Moneycontrol digs deep and breaks down the investment vehicle that became a smash hit in the US market in 2020 and taken the global deal street by storm. Can India join the frenzy?

February 17, 2021 / 05:40 PM IST
2020 saw 250 SPACs listing on the US bourses raising nearly $83 billion.

2020 saw 250 SPACs listing on the US bourses raising nearly $83 billion.

What’s the connection between NBA legend Shaquille O Neal, or Shaq, tennis star Serena Williams, former Facebook executive and Silicon Valley investor Chamath Palihapitiya and Indian media veteran Uday Shankar?

The answer—SPACs!

If the term sounds familiar, it is because there is no escaping it. SPACs pops up in everyday market discussions. News reports are awash with its popularity.  So is it a new fad? What exactly does it mean?

Alright, let’s get down to business and demystify this buzzy investment method.

What is the full form of SPAC?

SPAC translates into “special purpose acquisition company”. Essentially, it’s an investment structure or an entity, which is set up specifically or specially for the purpose or objective of making an acquisition or buyout.

Tell me more.

Okay, so a SPAC is a shell company without any commercial operations and is run by an experienced management team (with expertise in a certain segment or sector) or a sponsor. The sole aim of a SPAC is to raise capital via an IPO (initial public offering) to acquire a private business at a later date and then take it public without going through the traditional route of IPOs.

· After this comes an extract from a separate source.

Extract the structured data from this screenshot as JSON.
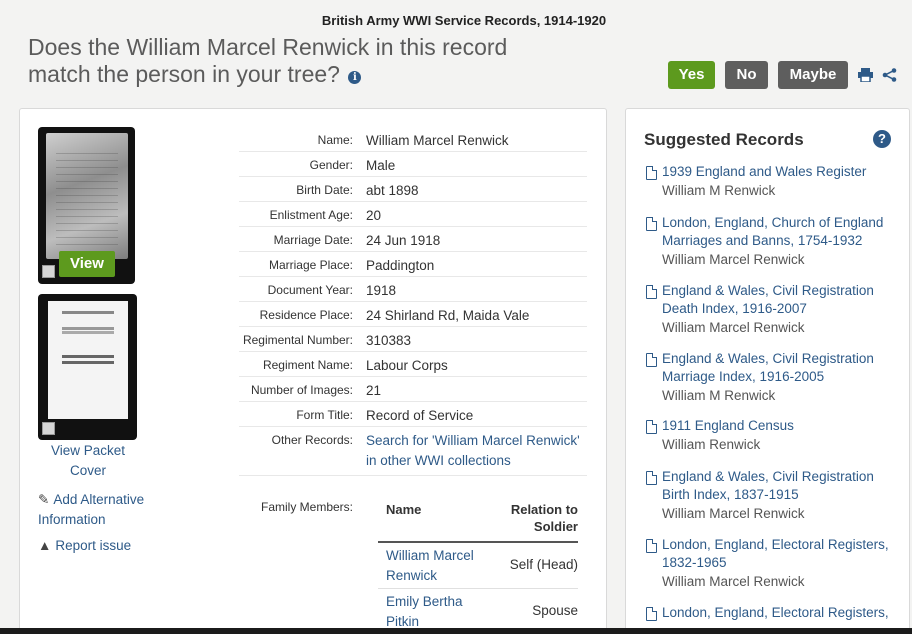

These companies own and manage nothing except the funds that they raise, and when they have an IPO, they do not even have to recognise the ultimate acquisition target. Hence, SPACs are also referred to as “blank cheque companies”.

Ok! Let me guess. The personalities in your opening question… are they by any chance, all SPAC sponsors?

Bingo! You guessed right. Well done!

Chamath Palihapitiya, the self-confessed answer to Warren Buffet in the Reddit era of investors, is the undisputed SPAC king for now. He raised nearly $4.5 billion by sponsoring 6 SPACs in the US market, one of them including Richard Branson’s space tourism firm Virgin Galactic which had a successful market debut. Uday Shankar is reportedly exploring a SPAC with James Murdoch for Asian targets in the media and technology sectors.

Serena Williams, who launched a venture capital firm called Serena Ventures in 2014, is on the board of a Miami beach-based SPAC called Jaws Spitfire Acquisition which is eyeing consumer tech targets.

Shaq (an early investor in Google, an early investor in smart doorbell company Ring which later got acquired by Amazon and a board member of pizza chain Papa Johns) and his friends have floated a SPAC called Forest Road Acquisition Corp. Yes, I know what you are thinking. Do not underestimate the business acumen of sporting legends.

Last year has also seen the likes of Masayoshi Son-backed SoftBank, private equity group Apollo Global Management and Bill Ackman’s hedge fund Pershing Square sponsoring SPACs.

Can we have some stats please to justify the popularity of SPACs?

Sure. SPACs are a smash hit in the US market. 2020 saw a whopping 250 odd SPACs listing on the US bourses raising nearly $83 billion. The average fund raise in each case was around $330 million.

Woah! That’s mighty impressive. Ok coming back to the modus operandi. Tell me more about the steps involved in a typical SPAC listing?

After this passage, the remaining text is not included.